Shortly before Joel and I were introduced on a blind date, Joel purchased a 1960’s era basement rancher house.  He allowed the widow from he purchased it to live there even after he closed while she finished a new home in another state.  And, then we met.  Fast forward through our quick engagement, and it became financially practical for me to move into the house while he continued to live in one of his father’s rental properties.  After becoming engaged and the widow simultaneously vacating, it was time for me to move in.  Which, in a stroke of good fortune, or so I thought, the timing coincided perfectly with accomplishing this on Good Friday since my office was closed for the holiday.   The house needed interior painting, and I sprung my plan for painting and moving on Joel.

“But, its Good Friday!” said Joel.  Exactly!  “Yes, it’s a good Friday to do all this since I am off work and we have a long weekend.”  Joel sputtered again about it being a religious holiday without articulating exactly how that prevented the plans from going forward.  As envisioned, I moved in that weekend, including painting the living room on Friday.

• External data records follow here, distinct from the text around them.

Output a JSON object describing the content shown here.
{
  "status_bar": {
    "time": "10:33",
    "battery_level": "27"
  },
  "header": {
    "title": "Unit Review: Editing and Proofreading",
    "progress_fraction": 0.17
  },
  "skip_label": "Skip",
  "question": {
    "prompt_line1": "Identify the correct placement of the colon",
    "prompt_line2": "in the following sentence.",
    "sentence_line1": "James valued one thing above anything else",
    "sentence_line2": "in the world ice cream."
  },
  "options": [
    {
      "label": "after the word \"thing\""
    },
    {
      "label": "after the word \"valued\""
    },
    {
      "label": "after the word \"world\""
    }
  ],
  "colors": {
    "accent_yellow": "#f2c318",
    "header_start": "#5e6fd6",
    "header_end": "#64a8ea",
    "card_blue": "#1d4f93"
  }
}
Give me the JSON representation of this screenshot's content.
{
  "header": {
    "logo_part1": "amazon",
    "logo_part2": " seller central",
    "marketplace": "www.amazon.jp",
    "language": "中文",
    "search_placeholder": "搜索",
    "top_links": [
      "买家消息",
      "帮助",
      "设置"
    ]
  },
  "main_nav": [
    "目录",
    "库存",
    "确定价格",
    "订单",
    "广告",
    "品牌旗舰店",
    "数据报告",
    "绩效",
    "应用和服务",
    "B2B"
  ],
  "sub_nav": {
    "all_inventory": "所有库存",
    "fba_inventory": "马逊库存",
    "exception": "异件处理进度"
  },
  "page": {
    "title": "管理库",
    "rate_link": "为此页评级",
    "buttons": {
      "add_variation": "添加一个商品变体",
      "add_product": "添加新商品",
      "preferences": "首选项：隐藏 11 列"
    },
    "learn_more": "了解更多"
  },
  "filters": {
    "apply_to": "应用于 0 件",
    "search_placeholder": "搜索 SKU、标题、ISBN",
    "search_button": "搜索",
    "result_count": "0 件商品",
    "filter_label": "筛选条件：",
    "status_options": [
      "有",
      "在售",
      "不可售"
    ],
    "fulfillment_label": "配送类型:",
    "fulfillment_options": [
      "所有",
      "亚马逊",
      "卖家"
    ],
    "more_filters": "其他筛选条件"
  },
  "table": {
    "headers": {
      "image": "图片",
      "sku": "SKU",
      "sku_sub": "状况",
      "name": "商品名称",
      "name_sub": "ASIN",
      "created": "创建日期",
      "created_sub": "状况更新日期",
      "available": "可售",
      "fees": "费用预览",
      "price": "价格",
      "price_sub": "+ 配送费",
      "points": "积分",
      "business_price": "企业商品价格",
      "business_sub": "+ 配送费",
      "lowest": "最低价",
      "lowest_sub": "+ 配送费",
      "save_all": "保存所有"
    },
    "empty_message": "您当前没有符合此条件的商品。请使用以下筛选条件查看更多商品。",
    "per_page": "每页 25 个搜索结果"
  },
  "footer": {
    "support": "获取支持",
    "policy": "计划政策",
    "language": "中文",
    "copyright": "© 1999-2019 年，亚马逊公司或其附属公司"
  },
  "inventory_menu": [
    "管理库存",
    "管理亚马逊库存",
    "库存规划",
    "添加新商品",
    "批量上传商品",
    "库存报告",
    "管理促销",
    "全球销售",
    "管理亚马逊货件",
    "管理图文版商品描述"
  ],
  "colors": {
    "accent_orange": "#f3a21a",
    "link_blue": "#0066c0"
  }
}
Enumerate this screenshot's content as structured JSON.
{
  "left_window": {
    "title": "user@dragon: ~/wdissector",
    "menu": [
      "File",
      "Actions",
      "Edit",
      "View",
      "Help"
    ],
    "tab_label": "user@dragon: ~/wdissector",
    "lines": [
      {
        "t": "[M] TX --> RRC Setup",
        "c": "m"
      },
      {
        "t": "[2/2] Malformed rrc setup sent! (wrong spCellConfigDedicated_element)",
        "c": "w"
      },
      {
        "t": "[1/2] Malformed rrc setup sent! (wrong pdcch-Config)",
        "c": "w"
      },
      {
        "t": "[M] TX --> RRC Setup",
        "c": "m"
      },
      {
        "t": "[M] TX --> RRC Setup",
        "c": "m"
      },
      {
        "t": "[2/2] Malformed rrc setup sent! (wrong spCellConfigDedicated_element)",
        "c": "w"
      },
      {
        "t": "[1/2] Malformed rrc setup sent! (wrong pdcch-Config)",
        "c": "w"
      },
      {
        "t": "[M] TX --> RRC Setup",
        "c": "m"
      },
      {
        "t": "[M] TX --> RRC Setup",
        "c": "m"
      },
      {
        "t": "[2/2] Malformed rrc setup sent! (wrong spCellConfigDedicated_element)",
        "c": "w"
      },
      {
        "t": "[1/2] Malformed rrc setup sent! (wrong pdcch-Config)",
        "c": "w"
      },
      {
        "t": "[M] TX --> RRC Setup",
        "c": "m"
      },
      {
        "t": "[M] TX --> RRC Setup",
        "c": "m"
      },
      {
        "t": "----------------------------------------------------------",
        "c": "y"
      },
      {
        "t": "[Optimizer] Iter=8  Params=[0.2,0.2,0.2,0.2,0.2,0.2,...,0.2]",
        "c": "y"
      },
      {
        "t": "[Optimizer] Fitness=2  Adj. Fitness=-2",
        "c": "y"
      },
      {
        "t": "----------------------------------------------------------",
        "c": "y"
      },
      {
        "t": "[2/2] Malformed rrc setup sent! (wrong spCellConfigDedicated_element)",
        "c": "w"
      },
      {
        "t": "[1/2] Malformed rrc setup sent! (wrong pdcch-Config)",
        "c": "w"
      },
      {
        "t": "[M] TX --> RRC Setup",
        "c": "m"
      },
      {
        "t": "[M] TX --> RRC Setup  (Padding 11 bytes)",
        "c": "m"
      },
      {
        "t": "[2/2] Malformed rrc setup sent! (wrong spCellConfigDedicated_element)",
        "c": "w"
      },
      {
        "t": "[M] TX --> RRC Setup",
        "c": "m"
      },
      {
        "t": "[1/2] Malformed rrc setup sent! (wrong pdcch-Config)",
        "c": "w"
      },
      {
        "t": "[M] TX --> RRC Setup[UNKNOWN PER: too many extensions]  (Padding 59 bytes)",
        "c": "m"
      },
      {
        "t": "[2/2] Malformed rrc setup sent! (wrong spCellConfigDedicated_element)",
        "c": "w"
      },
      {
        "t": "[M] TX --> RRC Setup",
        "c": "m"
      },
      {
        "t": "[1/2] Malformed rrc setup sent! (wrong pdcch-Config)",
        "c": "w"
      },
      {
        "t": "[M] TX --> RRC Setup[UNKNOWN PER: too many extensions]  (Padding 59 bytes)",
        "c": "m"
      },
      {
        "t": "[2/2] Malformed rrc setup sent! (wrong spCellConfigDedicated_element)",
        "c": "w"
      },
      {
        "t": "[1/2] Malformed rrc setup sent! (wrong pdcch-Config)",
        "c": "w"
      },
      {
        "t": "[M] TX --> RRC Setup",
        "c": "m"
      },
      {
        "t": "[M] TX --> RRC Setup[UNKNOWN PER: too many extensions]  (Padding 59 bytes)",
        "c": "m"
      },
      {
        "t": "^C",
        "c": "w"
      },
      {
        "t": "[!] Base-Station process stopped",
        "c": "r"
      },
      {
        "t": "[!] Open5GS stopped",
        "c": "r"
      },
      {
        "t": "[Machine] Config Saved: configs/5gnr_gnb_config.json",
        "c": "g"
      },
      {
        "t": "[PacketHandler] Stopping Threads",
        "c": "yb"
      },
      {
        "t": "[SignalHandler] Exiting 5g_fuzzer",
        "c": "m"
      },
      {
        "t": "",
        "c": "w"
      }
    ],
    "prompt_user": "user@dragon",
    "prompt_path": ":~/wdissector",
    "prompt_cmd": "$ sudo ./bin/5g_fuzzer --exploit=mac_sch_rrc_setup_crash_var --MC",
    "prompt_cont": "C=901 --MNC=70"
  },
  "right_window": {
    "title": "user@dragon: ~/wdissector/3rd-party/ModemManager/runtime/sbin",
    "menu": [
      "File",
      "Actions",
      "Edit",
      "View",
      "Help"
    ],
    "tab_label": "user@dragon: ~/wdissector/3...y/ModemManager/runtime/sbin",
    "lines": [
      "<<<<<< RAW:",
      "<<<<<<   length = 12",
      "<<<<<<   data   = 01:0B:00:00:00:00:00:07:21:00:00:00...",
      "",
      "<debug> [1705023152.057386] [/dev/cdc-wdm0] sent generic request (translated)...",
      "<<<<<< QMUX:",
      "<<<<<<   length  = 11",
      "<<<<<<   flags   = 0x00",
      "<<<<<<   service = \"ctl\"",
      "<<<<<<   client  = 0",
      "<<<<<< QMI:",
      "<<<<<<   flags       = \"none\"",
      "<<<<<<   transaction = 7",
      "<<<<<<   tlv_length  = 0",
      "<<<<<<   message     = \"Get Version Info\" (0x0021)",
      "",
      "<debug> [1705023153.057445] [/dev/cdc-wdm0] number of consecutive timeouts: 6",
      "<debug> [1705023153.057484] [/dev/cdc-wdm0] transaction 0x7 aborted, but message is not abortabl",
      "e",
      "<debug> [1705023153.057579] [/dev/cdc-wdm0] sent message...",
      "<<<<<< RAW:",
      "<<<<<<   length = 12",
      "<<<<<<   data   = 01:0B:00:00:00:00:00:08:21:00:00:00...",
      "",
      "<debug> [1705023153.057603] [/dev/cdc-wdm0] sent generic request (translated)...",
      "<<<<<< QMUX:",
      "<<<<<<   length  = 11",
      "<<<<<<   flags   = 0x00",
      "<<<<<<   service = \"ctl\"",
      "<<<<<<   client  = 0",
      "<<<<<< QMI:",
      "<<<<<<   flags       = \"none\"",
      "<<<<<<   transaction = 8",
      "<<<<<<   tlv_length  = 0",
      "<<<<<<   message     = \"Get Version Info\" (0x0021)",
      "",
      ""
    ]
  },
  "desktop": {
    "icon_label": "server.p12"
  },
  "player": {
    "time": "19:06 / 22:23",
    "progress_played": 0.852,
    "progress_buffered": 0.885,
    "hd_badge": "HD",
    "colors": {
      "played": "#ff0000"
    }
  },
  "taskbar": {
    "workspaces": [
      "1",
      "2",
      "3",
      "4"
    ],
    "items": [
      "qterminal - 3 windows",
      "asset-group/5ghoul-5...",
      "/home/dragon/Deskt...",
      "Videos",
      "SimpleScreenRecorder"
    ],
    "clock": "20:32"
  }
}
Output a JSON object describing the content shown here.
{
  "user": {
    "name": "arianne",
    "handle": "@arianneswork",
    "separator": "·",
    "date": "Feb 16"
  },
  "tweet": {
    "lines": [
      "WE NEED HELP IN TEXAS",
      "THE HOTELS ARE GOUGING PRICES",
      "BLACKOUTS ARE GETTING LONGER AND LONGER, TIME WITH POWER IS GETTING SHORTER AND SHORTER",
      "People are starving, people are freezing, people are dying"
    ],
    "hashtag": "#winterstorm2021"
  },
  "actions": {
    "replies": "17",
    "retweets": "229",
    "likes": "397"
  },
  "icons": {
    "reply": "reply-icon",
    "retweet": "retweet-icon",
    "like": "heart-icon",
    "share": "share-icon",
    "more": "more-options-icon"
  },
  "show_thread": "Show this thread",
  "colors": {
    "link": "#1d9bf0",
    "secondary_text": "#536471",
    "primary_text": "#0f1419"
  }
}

Now all these years later, when thinking back with humor to our initial differing views of how to spend the holiday, Joel said as we drove today, “Oh, yes.  That was when you moved into my house.”  What?  Whose house?  Not your house, it became my house that day and four months later it became our house, right?  Laughingly, Joel retreated a little.  What’s that saying about what is yours is mine, and what’s mine is mine?  Um-hum.  So many years of marriage, so little progress it seems.  *wink*

And, so early this morning we found ourselves driving to Dollywood because the kids requested that as our family activity.  Particularly, Sarah Grace is finally tall enough to ride all of the big rollercoasters (except for the Wild Eagle), and Noah was eager to escort her onto all of them, encourage her, and protect her as a loving big brother.  The two of them almost, but not quite, relegated me to the un-cool parental chaperone in the seat behind them on all of the coasters.

It is fair to say that if given the choice between randomly painting some room of our house today versus going to a theme park, Joel would pick painting.  But, parental love and duty ushered us into the sports utility vehicle and into a theme park where the high was forty-two degrees, and the rain began only an hour after arriving.  The rain started as a mist, became a steady drizzle, and by suppertime was relentlessly soaking.

Joel does not “do” roller coasters.  He becomes green on them.  And, Samuel refuses to ride roller coasters because he is a child trapped in a little old man’s body who worries about safety, and will not relinquish control long enough to learn to love that fluttery feeling in his stomach.

Consequently, I am the Coaster Mom.  And, let me assure you, you have never really lived until you ride EVERY. SINGLE. COASTER. IN. THE. COLD. POURING. RAIN.  (The Wild Eagle was the Wet Eagle today.)  As we whizzed upside down and through corkscrews, on state of the art metal tracks, and on old teeth-rattling wooden tracks, the freezing rain stung our cheeks like tiny icy needles horizontally attacking our faces.  Our breath, when we could actually catch it between death-defying drops, visibly hovered in front of our noses and mouths.

We were unprepared for poor weather, other than our hoodies.  And, yet, we all had a wonderful day.  Joel and Samuel spent time watching the blacksmith make tools and decorative implements over the hot fire or exploring wildlife exhibits, while Noah, Sarah Grace and I tackled the bigger rides.  In the end, the rain did not dampen our fun.  We made a lot of memories, laughed at each other’s soggy and bedraggled appearances, and all climbed into bed tonight sweetly tired.  A Good Friday, indeed.